Groenlandia
En la vasta wilderness del suroeste de Groenlandia, el Fiordo Amerloq (Amerloquarfik) se adentra profundamente en la franja costera libre de hielo del continente, creando una vía fluvial protegida de profunda belleza ártica donde los glaciares de marea se encuentran con el mar, los icebergs flotan en una majestuosa procesión y el silencio de la wilderness se rompe solo por el crujido del hielo que se desprende y el grito de las gaviotas árticas. Este remoto fiordo, ubicado cerca del asentamiento de Kangerlussuaq, ofrece a los pasajeros de cruceros de expedición una introducción accesible al poder crudo y la belleza del hielo groenlandés.
El término del fiordo ofrece una vista en primera fila de una de las actuaciones más dramáticas y continuas de la naturaleza: el desprendimiento del Glaciar Russell, donde la Capa de Hielo de Groenlandia —el segundo cuerpo de hielo más grande del planeta— envía fragmentos de sí misma cayendo en las aguas del fiordo. La escala es difícil de procesar: el frente de hielo se extiende a lo largo de la cabecera del fiordo en una pared de hielo azul-blanco de decenas de metros de altura, y cuando los bloques se desprenden, el chapoteo resultante y el estruendo atronador viajan a través del agua con sorprendente fuerza. Los icebergs que resultan inician su lento viaje por el fiordo, sus superficies esculpidas por el viento y el agua en formas de belleza abstracta —arcos, torres y cavernas de azul translúcido.
El paisaje terrestre que rodea el fiordo Amerloq es característicamente ártico en su austera belleza. La zona libre de hielo sostiene un ecosistema de tundra de bajos arbustos, flores silvestres y musgos que estalla en breves pero vívidos colores durante el verano ártico. Los bueyes almizcleros, esos peludos vestigios de la Edad de Hielo, pastan en las laderas de la tundra en pequeños rebaños, sus siluetas prehistóricas contra el telón de fondo de hielo y montañas crean escenas de una atmósfera casi pleistocénica. Los zorros árticos, las liebres árticas y los caribúes (renos) también habitan el paisaje circundante, aunque avistarlos requiere paciencia y suerte.
Las aguas del fiordo y la costa circundante sostienen un ecosistema marino adaptado a condiciones extremas.
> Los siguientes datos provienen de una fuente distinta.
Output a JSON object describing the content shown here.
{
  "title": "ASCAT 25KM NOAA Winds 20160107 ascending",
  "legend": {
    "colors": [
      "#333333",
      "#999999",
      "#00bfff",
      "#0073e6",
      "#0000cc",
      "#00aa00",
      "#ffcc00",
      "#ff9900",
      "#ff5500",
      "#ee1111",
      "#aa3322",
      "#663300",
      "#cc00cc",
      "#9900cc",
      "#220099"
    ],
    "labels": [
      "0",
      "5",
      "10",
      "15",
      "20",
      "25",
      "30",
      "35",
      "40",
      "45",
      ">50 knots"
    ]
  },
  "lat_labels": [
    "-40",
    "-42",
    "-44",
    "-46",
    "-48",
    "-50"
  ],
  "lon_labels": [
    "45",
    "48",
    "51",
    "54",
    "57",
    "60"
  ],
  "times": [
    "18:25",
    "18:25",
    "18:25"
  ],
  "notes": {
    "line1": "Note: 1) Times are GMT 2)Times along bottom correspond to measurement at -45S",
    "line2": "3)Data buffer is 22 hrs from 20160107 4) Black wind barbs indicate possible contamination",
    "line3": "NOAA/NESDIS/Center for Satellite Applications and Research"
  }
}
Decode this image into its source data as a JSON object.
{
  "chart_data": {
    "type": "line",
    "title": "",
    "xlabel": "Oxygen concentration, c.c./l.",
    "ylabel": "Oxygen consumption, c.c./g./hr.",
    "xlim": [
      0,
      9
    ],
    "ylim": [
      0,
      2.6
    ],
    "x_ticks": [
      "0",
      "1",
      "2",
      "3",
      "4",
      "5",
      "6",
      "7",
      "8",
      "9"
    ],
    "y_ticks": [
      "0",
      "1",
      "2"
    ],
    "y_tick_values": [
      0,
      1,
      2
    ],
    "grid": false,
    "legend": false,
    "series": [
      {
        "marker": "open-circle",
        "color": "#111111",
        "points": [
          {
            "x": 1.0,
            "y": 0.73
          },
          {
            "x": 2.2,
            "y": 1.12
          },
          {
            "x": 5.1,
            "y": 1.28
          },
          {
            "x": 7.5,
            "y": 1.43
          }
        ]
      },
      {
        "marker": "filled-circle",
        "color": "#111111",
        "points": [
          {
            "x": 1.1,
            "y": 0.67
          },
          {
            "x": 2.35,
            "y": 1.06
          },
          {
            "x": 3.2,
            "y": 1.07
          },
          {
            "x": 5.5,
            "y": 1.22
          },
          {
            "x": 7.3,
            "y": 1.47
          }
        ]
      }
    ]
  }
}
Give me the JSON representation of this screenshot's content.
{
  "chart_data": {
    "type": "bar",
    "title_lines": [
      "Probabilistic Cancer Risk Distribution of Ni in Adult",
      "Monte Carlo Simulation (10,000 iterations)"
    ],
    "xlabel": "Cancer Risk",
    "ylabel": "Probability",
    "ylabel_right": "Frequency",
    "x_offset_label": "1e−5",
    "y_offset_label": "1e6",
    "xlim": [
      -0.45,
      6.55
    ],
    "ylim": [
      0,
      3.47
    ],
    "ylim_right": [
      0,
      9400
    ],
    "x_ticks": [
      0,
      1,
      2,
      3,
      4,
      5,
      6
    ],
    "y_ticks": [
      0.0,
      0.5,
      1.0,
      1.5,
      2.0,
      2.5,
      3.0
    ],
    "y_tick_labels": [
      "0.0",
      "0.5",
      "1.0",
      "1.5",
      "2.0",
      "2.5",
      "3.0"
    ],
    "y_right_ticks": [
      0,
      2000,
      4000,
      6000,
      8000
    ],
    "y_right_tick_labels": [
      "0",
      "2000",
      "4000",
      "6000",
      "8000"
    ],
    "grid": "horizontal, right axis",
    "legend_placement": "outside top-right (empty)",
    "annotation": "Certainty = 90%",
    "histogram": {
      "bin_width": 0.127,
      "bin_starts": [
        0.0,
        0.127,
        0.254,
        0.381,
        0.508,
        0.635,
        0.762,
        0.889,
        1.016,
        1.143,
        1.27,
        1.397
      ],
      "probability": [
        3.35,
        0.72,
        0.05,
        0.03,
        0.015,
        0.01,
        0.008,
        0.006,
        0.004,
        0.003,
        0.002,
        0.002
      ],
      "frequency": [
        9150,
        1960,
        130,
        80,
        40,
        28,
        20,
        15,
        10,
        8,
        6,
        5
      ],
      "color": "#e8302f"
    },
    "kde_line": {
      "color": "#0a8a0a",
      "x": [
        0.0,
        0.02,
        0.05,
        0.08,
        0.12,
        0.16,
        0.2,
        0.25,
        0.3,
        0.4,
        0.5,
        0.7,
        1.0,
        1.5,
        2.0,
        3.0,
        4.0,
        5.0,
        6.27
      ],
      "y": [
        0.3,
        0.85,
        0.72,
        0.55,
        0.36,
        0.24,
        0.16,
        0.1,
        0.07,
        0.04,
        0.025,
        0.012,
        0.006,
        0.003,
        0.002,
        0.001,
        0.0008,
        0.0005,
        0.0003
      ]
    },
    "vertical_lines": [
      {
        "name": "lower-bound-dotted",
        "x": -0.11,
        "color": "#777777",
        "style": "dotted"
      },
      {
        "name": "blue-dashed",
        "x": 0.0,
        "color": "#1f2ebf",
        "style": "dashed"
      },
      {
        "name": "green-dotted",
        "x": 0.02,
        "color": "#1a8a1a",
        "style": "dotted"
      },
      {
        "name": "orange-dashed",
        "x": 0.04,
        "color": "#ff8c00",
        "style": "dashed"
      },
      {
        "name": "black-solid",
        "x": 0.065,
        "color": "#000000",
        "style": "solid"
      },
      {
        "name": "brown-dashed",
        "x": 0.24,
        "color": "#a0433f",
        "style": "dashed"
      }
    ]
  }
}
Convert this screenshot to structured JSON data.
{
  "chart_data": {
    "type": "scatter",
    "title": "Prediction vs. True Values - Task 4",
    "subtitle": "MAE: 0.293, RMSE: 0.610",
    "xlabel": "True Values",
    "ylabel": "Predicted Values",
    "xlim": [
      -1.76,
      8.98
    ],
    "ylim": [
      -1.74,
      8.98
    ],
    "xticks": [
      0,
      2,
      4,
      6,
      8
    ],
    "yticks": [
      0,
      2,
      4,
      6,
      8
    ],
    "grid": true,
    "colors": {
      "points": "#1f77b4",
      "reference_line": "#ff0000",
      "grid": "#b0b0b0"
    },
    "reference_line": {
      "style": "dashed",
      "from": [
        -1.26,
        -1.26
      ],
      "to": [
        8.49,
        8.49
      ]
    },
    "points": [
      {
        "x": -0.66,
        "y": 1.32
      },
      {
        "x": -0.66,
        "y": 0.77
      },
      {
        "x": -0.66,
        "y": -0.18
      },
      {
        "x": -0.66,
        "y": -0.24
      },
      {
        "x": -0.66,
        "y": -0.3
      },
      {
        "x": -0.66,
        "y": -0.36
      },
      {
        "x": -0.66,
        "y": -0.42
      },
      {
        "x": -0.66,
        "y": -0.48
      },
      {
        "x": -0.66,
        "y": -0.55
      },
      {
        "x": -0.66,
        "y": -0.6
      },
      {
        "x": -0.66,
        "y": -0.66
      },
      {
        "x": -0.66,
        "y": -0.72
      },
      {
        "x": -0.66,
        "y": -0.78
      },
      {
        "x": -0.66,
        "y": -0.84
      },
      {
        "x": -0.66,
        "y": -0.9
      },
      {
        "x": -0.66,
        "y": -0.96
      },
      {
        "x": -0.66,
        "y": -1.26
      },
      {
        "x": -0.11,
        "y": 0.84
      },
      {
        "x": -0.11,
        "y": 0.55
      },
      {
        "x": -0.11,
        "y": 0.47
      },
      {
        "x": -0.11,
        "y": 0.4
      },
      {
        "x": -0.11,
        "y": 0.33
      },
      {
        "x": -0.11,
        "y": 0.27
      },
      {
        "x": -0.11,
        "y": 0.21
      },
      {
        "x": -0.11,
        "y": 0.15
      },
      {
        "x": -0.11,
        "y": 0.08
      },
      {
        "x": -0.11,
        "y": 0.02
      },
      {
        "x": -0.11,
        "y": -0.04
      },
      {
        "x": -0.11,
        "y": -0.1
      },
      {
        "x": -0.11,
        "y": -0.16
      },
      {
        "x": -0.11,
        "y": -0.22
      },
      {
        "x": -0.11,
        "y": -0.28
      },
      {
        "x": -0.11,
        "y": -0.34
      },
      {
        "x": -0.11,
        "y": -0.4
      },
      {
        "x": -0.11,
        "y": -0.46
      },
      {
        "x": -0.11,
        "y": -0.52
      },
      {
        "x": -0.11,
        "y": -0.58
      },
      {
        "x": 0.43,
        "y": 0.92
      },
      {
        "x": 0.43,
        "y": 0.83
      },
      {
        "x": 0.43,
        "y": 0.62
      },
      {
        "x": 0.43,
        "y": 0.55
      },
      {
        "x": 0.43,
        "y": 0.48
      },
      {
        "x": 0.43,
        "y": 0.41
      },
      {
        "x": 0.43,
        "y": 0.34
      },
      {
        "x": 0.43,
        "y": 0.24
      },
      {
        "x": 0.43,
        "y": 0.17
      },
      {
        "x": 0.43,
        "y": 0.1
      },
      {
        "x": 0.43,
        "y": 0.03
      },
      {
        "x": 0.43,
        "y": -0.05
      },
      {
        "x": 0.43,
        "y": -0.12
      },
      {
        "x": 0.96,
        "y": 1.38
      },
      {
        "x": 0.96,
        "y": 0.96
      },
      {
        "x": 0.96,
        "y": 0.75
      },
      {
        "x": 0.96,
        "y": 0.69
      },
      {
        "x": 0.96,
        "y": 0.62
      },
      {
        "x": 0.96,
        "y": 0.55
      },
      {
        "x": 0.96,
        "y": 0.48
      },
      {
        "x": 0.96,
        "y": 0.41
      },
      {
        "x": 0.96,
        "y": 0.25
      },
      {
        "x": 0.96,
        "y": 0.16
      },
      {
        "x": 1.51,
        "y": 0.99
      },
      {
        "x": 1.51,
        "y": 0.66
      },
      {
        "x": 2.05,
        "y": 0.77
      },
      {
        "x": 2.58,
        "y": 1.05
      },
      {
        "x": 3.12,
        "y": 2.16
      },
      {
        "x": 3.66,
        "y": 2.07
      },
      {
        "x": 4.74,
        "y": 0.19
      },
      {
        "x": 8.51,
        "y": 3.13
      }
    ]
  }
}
Las ballenas jorobadas y las ballenas de aleta frecuentan las aguas ricas en nutrientes del fiordo exterior, mientras que las focas anilladas se asolean en los témpanos de hielo cerca del frente del glaciar. La avifauna, aunque menos diversa que en regiones templadas, incluye especies de particular interés: águilas de cola blanca, halcones de alas anchas y el escribano nival — un delicado pájaro cantor cuya alegre presencia en el paisaje ártico parece casi desafiante.
Los barcos de crucero de expedición navegan cuidadosamente por el fiordo Amerloq, atentos a los icebergs flotantes y a las limitaciones de profundidad de las zonas internas. Las excursiones en Zodiac acercan a los pasajeros a la cara del glaciar y entre los bloques de hielo flotante, donde se puede apreciar la translucidez azul del antiguo hielo glacial comprimido a un brazo de distancia. La temporada de visitas se limita a los meses de verano, de junio a septiembre, siendo julio y agosto los que ofrecen las temperaturas más suaves (máximas diurnas alrededor de 10-15°C) y la vida salvaje más activa. El sol de medianoche ilumina el paisaje con luz continua desde finales de mayo hasta finales de julio, otorgando al hielo y al agua una luminosidad que es profundamente fotogénica y conmovedora.